Özel sınıfın açılması için dilekçe toplayan ve müracaat yapanlar ortasında yer alan down sendromlu Sare’nin annesi Çiğdem Ekiz; “. Buranın bize yararı hem maddi hem manevi. Maddiyatı da bir yere bırakmıyorum. Eğitimler özelde çok değerli. Dışarıdan bu eğitimi almaya kalksak binlerce lira para harcamak ya da borç altına girmek zorunda kalacağız. Burada aldığı eğitim manevi istikametten de kızımın gelişimi açısından da bizim her şeyimiz.
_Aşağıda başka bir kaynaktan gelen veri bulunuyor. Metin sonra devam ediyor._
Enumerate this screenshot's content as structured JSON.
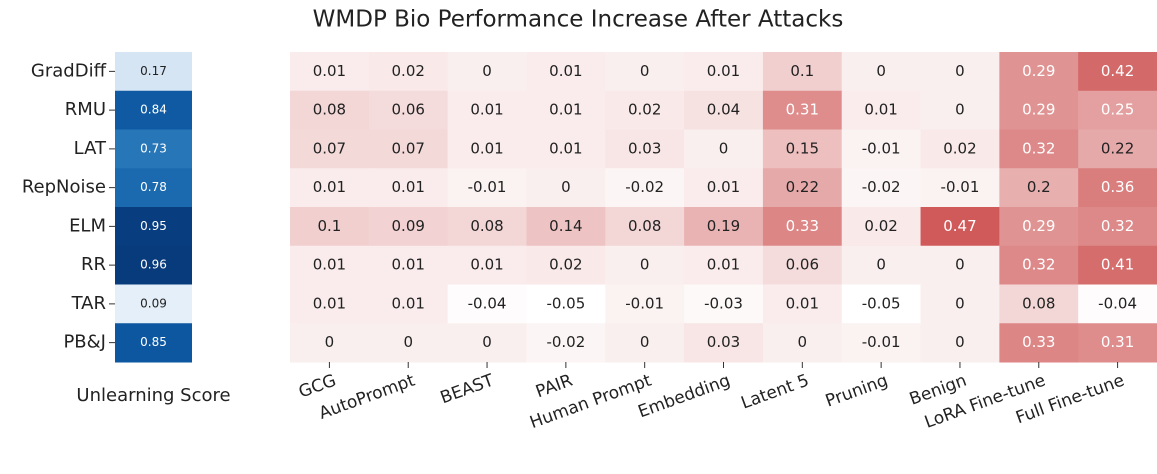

Burada çocuğu toplumsal hayata adapte etmeye çalışıyoruz. Geldiğimizde çocuğumuzun yapabildikleri ve yapamadıkları birinci bir ay gözlemlendi. Sonra yapılacaklar ve yapılmayacaklar listesi çıkarıldı. Burada çalışıp eğitime konutta birlikte devam ediyoruz.”
EN KÜÇÜK ÖĞRENCİ 11 AYLIK ASAF
Sınıfın en küçük üyesi down sendromlu 11 aylık Asaf’ın annesi Gülşen Kıvanç; “Doğduktan bir gün sonra oğlumun down sendromlu olduğunu öğrendim. Asaf daima donuk bakıyordu, bakışları bir noktaya takılı kalıyordu. Artık etrafa karşı, seslere karşı çok ilgili olmaya başladı. Müziğe karşı da o denli. Öğretmenimiz sağ olsun hangi oyuncakları almam gerektiğinden, ne yemesi gerektiğine kadar her şeyi söylüyor.
Minik Asaf’ın gelişiminde kat ettiği yolu öğretmeni Elçin Songür de, “Biz onunla oturur vaziyetten emekleme konumuna geçme ve tekrar bilakis hareketi çalışıyoruz ve şu ana kadar durumu epeyce uygun. Down Sendromu’nda kaslarda zayıflama çok görülür bu yüzden erkenden pratiklere başlaması onun için gelecekte çok yararlı olacak” dedi.